La nature des matériaux de construction utilisés n’est pas la seule condition pour garantir la sécurité des édifices.
Les résultats de l’étude du CNRST seront déterminants pour catégoriser le risque sismique.
Par Charaf Jaidani
Le séisme d’Al Haouz a mis sur le devant de la scène les normes de sécurité dans les constructions. Il ressort des rapports établis par les différentes commissions techniques créées à cet effet que les dégâts ont été relevés essentiellement dans le monde rural. Il s’est avéré que les bâtiments sont conçus selon des techniques locales traditionnelles et dont l’ossature utilise en particulier la terre, la paille, le bois, le palmier, les roseaux ou des matériaux similaires. Dans ce cas de figure, faut-il imputer les dégâts aux seuls matériaux de construction locaux et privilégier le béton armé pour assurer la sécurité des édifices ?

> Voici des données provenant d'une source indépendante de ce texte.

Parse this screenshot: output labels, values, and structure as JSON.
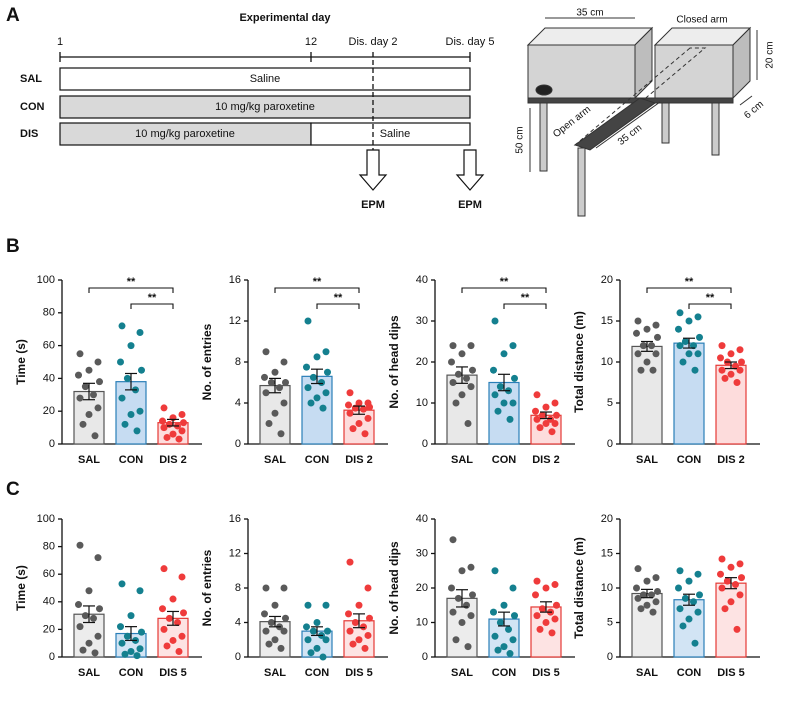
{
  "panel_labels": [
    "A",
    "B",
    "C"
  ],
  "panel_a": {
    "timeline_title": "Experimental day",
    "day_ticks": [
      "1",
      "12",
      "Dis. day 2",
      "Dis. day 5"
    ],
    "groups": [
      {
        "name": "SAL",
        "segments": [
          "Saline"
        ]
      },
      {
        "name": "CON",
        "segments": [
          "10 mg/kg paroxetine"
        ]
      },
      {
        "name": "DIS",
        "segments": [
          "10 mg/kg paroxetine",
          "Saline"
        ]
      }
    ],
    "tests": [
      "EPM",
      "EPM"
    ],
    "maze_labels": {
      "closed_length": "35 cm",
      "closed_arm": "Closed arm",
      "height_wall": "20 cm",
      "width": "6 cm",
      "open_length": "35 cm",
      "open_arm": "Open arm",
      "leg": "50 cm"
    }
  },
  "chart_data": [
    {
      "type": "bar",
      "panel": "B",
      "ylabel": "Time (s)",
      "categories": [
        "SAL",
        "CON",
        "DIS 2"
      ],
      "values": [
        32,
        38,
        13
      ],
      "errors": [
        5,
        5,
        2
      ],
      "points": [
        [
          55,
          50,
          45,
          42,
          38,
          35,
          30,
          28,
          22,
          18,
          12,
          5
        ],
        [
          72,
          68,
          60,
          50,
          45,
          40,
          33,
          28,
          20,
          18,
          12,
          8
        ],
        [
          22,
          18,
          16,
          14,
          13,
          12,
          11,
          10,
          8,
          6,
          4,
          3
        ]
      ],
      "ylim": [
        0,
        100
      ],
      "yticks": [
        0,
        20,
        40,
        60,
        80,
        100
      ],
      "significance": [
        {
          "from": "SAL",
          "to": "DIS 2",
          "label": "**"
        },
        {
          "from": "CON",
          "to": "DIS 2",
          "label": "**"
        }
      ],
      "bar_colors": [
        "#e8e8e8",
        "#c6dcf2",
        "#fddcdc"
      ],
      "edge_colors": [
        "#555555",
        "#2a7fb8",
        "#e53935"
      ],
      "point_colors": [
        "#5a5a5a",
        "#14808f",
        "#ef3b3b"
      ]
    },
    {
      "type": "bar",
      "panel": "B",
      "ylabel": "No. of entries",
      "categories": [
        "SAL",
        "CON",
        "DIS 2"
      ],
      "values": [
        5.7,
        6.6,
        3.3
      ],
      "errors": [
        0.7,
        0.7,
        0.4
      ],
      "points": [
        [
          9,
          8,
          7,
          6.5,
          6,
          6,
          5.5,
          5,
          4,
          3,
          2,
          1
        ],
        [
          12,
          9,
          8.5,
          7.5,
          7,
          6.5,
          6,
          5.5,
          5,
          4.5,
          4,
          3.5
        ],
        [
          5,
          4,
          4,
          3.8,
          3.6,
          3.5,
          3.4,
          3,
          2.5,
          2,
          1.5,
          1
        ]
      ],
      "ylim": [
        0,
        16
      ],
      "yticks": [
        0,
        4,
        8,
        12,
        16
      ],
      "significance": [
        {
          "from": "SAL",
          "to": "DIS 2",
          "label": "**"
        },
        {
          "from": "CON",
          "to": "DIS 2",
          "label": "**"
        }
      ],
      "bar_colors": [
        "#e8e8e8",
        "#c6dcf2",
        "#fddcdc"
      ],
      "edge_colors": [
        "#555555",
        "#2a7fb8",
        "#e53935"
      ],
      "point_colors": [
        "#5a5a5a",
        "#14808f",
        "#ef3b3b"
      ]
    },
    {
      "type": "bar",
      "panel": "B",
      "ylabel": "No. of head dips",
      "categories": [
        "SAL",
        "CON",
        "DIS 2"
      ],
      "values": [
        16.8,
        15,
        7
      ],
      "errors": [
        2,
        2,
        0.8
      ],
      "points": [
        [
          24,
          24,
          22,
          20,
          18,
          17,
          16,
          15,
          14,
          12,
          10,
          5
        ],
        [
          30,
          24,
          22,
          18,
          16,
          14,
          13,
          12,
          10,
          10,
          8,
          6
        ],
        [
          12,
          10,
          9,
          8,
          7,
          7,
          6,
          6,
          5,
          5,
          4,
          3
        ]
      ],
      "ylim": [
        0,
        40
      ],
      "yticks": [
        0,
        10,
        20,
        30,
        40
      ],
      "significance": [
        {
          "from": "SAL",
          "to": "DIS 2",
          "label": "**"
        },
        {
          "from": "CON",
          "to": "DIS 2",
          "label": "**"
        }
      ],
      "bar_colors": [
        "#e8e8e8",
        "#c6dcf2",
        "#fddcdc"
      ],
      "edge_colors": [
        "#555555",
        "#2a7fb8",
        "#e53935"
      ],
      "point_colors": [
        "#5a5a5a",
        "#14808f",
        "#ef3b3b"
      ]
    },
    {
      "type": "bar",
      "panel": "B",
      "ylabel": "Total distance (m)",
      "categories": [
        "SAL",
        "CON",
        "DIS 2"
      ],
      "values": [
        11.9,
        12.3,
        9.6
      ],
      "errors": [
        0.6,
        0.6,
        0.4
      ],
      "points": [
        [
          15,
          14.5,
          14,
          13.5,
          13,
          12,
          12,
          11,
          11,
          10,
          9,
          9
        ],
        [
          16,
          15.5,
          15,
          14,
          13,
          12.5,
          12,
          12,
          11,
          11,
          10,
          9
        ],
        [
          12,
          11.5,
          11,
          10.5,
          10,
          10,
          9.5,
          9,
          9,
          8.5,
          8,
          7.5
        ]
      ],
      "ylim": [
        0,
        20
      ],
      "yticks": [
        0,
        5,
        10,
        15,
        20
      ],
      "significance": [
        {
          "from": "SAL",
          "to": "DIS 2",
          "label": "**"
        },
        {
          "from": "CON",
          "to": "DIS 2",
          "label": "**"
        }
      ],
      "bar_colors": [
        "#e8e8e8",
        "#c6dcf2",
        "#fddcdc"
      ],
      "edge_colors": [
        "#555555",
        "#2a7fb8",
        "#e53935"
      ],
      "point_colors": [
        "#5a5a5a",
        "#14808f",
        "#ef3b3b"
      ]
    },
    {
      "type": "bar",
      "panel": "C",
      "ylabel": "Time (s)",
      "categories": [
        "SAL",
        "CON",
        "DIS 5"
      ],
      "values": [
        31,
        17,
        28
      ],
      "errors": [
        6,
        5,
        5
      ],
      "points": [
        [
          81,
          72,
          48,
          38,
          35,
          30,
          28,
          22,
          15,
          10,
          5,
          3
        ],
        [
          53,
          48,
          30,
          22,
          18,
          15,
          12,
          10,
          6,
          4,
          2,
          1
        ],
        [
          64,
          58,
          42,
          35,
          32,
          28,
          25,
          20,
          15,
          12,
          8,
          4
        ]
      ],
      "ylim": [
        0,
        100
      ],
      "yticks": [
        0,
        20,
        40,
        60,
        80,
        100
      ],
      "bar_colors": [
        "#ececec",
        "#d2e4f4",
        "#fde3e3"
      ],
      "edge_colors": [
        "#555555",
        "#2a7fb8",
        "#e53935"
      ],
      "point_colors": [
        "#5a5a5a",
        "#14808f",
        "#ef3b3b"
      ]
    },
    {
      "type": "bar",
      "panel": "C",
      "ylabel": "No. of entries",
      "categories": [
        "SAL",
        "CON",
        "DIS 5"
      ],
      "values": [
        4.1,
        3,
        4.2
      ],
      "errors": [
        0.6,
        0.5,
        0.8
      ],
      "points": [
        [
          8,
          8,
          6,
          5,
          4.5,
          4,
          3.5,
          3,
          3,
          2,
          1.5,
          1
        ],
        [
          6,
          6,
          4,
          3.5,
          3,
          3,
          2.5,
          2,
          2,
          1,
          0.5,
          0
        ],
        [
          11,
          8,
          6,
          5,
          4.5,
          4,
          3.5,
          3,
          2.5,
          2,
          1.5,
          1
        ]
      ],
      "ylim": [
        0,
        16
      ],
      "yticks": [
        0,
        4,
        8,
        12,
        16
      ],
      "bar_colors": [
        "#ececec",
        "#d2e4f4",
        "#fde3e3"
      ],
      "edge_colors": [
        "#555555",
        "#2a7fb8",
        "#e53935"
      ],
      "point_colors": [
        "#5a5a5a",
        "#14808f",
        "#ef3b3b"
      ]
    },
    {
      "type": "bar",
      "panel": "C",
      "ylabel": "No. of head dips",
      "categories": [
        "SAL",
        "CON",
        "DIS 5"
      ],
      "values": [
        17,
        11,
        14.5
      ],
      "errors": [
        2.5,
        2,
        1.5
      ],
      "points": [
        [
          34,
          26,
          25,
          20,
          18,
          17,
          15,
          13,
          12,
          10,
          5,
          3
        ],
        [
          25,
          20,
          15,
          13,
          12,
          10,
          8,
          6,
          5,
          3,
          2,
          1
        ],
        [
          22,
          21,
          20,
          18,
          15,
          14,
          13,
          12,
          11,
          10,
          8,
          7
        ]
      ],
      "ylim": [
        0,
        40
      ],
      "yticks": [
        0,
        10,
        20,
        30,
        40
      ],
      "bar_colors": [
        "#ececec",
        "#d2e4f4",
        "#fde3e3"
      ],
      "edge_colors": [
        "#555555",
        "#2a7fb8",
        "#e53935"
      ],
      "point_colors": [
        "#5a5a5a",
        "#14808f",
        "#ef3b3b"
      ]
    },
    {
      "type": "bar",
      "panel": "C",
      "ylabel": "Total distance (m)",
      "categories": [
        "SAL",
        "CON",
        "DIS 5"
      ],
      "values": [
        9.2,
        8.3,
        10.7
      ],
      "errors": [
        0.6,
        0.8,
        0.8
      ],
      "points": [
        [
          12.8,
          11.5,
          11,
          10,
          9.5,
          9,
          9,
          8.5,
          8,
          7.5,
          7,
          6.5
        ],
        [
          12.5,
          12,
          11,
          10,
          9,
          8.5,
          8,
          7,
          6.5,
          5.5,
          4.5,
          2
        ],
        [
          14.2,
          13.5,
          13,
          12,
          11.5,
          11,
          10.5,
          10,
          9,
          8,
          7,
          4
        ]
      ],
      "ylim": [
        0,
        20
      ],
      "yticks": [
        0,
        5,
        10,
        15,
        20
      ],
      "bar_colors": [
        "#ececec",
        "#d2e4f4",
        "#fde3e3"
      ],
      "edge_colors": [
        "#555555",
        "#2a7fb8",
        "#e53935"
      ],
      "point_colors": [
        "#5a5a5a",
        "#14808f",
        "#ef3b3b"
      ]
    }
  ]
}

Selon de nombreux professionnels issus de plusieurs corps de métiers qui ont un lien avec le BTP, «la nature des matériaux de construction utilisés n’est pas la seule condition pour garantir la sécurité des édifices». Le règlement parasismique des constructions stipule dans son article 3 qu’il est interdit de construire des bâtiments en terre sur des sols mous, expansifs, marécageux, inondables, à risque de glissement de terrain, en présence de nappe phréatique superficielle ou à moins de deux kilomètres de distance de failles géologiques actives connues.
«Il faut tout d’abord actualiser la carte sismique du Maroc. Les régions sinistrées ont été auparavant considérées comme à risque modéré, ce qui n’est pas le cas actuellement. C’est un travail de longue haleine qui doit être mené par les spécialistes de toutes sortes notamment les géologues. Il devra prendre des mois voire des années pour bien identifier les zones les plus risquées», a souligné Chakib Benabdellah, président du Conseil national de l’ordre des architectes (CNOA).
Il faut rappeler qu’au lendemain de la catastrophe, le Centre national de la recherche scientifique et technique (CNRST) a déployé une équipe pour faire un diagnostic précis de la situation. «Les résultats de l’étude du CNRST seront déterminants pour catégoriser le risque sismique. Quand ce risque est élevé, les constructions seront interdites ou devront obéir à des critères bien précis notamment le strict respect des normes parasismiques», a poursuivi Benabdellah.
Il faut rappeler que depuis le séisme d’Agadir en 1960, le Maroc s’est doté d’un arsenal juridique dédié. Cet arsenal a été renforcé dans le cadre du règlement de construction parasismique dit (RPS 2000) approuvé par le décret n°2-02-177 (22 février 2002). Un texte révisé en 2013 avec l’introduction de nouvelles dispositions à caractère technique qui responsabilisent tous les intervenants dans l’acte de bâtir.
«Ce texte de loi s’applique à tout le territoire national et à toutes les constructions sauf celles dites traditionnelles. Faut-il dans ces conditions revoir la législation en vigueur ? Pour assurer la sécurité de la population, il faut des normes de sécurité dans les constructions. Qu’ils soient de type local ou à base de béton armé, les matériaux utilisés doivent répondre aux exigences parasismiques», a insisté Benabdellah. Il a donné comme exemple de nombreux monuments historiques construits en produits locaux, qui ont résisté à l’usure du temps et à de nombreux séismes. Il s’agit des minarets de la Tour Hassan à Rabat et de la Koutoubia à Marrakech. Les deux édifices ont été construits au 12ème siècle par les Almohades. Ils ont une base en pierre enveloppée par un corps en terre compactée.
Mais le poids de l’informel dans les constructions à usage domestique perturbe l’application des normes parasismiques. Dans le monde rural, pour des raisons de coût, on ne fait pas appel aux architectes, bureaux d’études ou autres professionnels de la construction pour lancer un projet. Il est donc nécessaire que l’Etat mette en place une procédure plus simple et moins onéreuse pour réduire les charges liées au dossier du projet.